Cable names like ntl, Telewest and United GlobalCom's UPC Distribution Holdings are getting a second glimpse from the European loan market as investors grow more comfortable with the names and the industry enjoys a turnaround. Market players noted that cable names are emerging from a restructuring period with significantly more conservative leverage than when they were distressed. Many institutional investors are now expected to take a look at the cable credits as the companies wrap up restructurings and consider refinancings.

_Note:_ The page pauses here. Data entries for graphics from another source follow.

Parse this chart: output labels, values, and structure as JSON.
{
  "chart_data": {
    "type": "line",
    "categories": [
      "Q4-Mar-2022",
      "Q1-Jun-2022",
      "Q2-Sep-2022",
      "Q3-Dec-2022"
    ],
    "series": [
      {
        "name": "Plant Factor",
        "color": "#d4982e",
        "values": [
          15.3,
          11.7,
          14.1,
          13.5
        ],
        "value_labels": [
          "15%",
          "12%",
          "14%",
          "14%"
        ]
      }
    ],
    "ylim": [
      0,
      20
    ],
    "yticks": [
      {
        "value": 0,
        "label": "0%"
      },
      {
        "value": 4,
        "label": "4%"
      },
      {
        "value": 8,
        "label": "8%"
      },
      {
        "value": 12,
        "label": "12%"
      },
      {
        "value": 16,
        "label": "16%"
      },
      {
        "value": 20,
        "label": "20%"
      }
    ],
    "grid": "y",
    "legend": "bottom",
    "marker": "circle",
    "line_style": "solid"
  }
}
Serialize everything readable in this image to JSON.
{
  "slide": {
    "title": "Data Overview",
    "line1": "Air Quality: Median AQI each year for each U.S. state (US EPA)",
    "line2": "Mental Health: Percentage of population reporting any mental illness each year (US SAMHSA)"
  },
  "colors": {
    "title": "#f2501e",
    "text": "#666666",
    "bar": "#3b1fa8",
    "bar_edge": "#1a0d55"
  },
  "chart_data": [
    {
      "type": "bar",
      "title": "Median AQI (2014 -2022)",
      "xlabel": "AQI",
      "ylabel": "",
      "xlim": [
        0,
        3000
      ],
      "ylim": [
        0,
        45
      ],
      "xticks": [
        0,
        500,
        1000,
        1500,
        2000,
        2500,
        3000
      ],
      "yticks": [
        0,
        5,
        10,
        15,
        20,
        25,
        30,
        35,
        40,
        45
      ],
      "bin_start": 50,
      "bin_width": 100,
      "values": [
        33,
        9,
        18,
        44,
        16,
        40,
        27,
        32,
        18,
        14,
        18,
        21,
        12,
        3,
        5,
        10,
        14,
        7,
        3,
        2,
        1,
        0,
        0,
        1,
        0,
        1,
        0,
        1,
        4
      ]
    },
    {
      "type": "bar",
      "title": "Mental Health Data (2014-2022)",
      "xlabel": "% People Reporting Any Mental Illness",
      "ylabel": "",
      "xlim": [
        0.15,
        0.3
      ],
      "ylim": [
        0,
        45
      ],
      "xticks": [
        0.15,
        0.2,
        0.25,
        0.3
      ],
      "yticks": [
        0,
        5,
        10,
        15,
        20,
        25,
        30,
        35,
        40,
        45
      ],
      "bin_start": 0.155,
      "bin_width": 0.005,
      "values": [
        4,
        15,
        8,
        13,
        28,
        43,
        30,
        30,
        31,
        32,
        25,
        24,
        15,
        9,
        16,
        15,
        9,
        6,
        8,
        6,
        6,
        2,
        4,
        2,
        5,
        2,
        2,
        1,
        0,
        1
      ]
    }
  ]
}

ntl is now contemplating £2.425 billion in new financing via Credit Suisse First Boston, Deutsche Bank, Goldman Sachs and Morgan Stanley that will likely take out the company's existing £2.785 billion credit. Meanwhile, Telewest is wading through the final stages of its restructuring, which will likely include the amendment and restatement of its credit facility comprising £1.84 billion of term loans, a £140 million revolving credit, a £50 million overdraft facility and uncommitted facilities of up to £125 million.
There may also be a refinancing up ahead for UPC's bank debt. Sources familiar with the credit speculate that a bond deal will take out the company's bank debt. An ntl investor relations spokeswoman did not return calls by press time. Telewest was not providing guidance for when the restructuring would be completed and a United GlobalCom spokesman declined to comment.
"There has always been somewhat of an appetite for cable names," said one trader, noting that the market is also becoming more interested in risk again. But one investor warned that it is best to take a look at the leaders of cable markets and watch out for the lower quality names. He added that leverage should not exceed three or four times for these credits.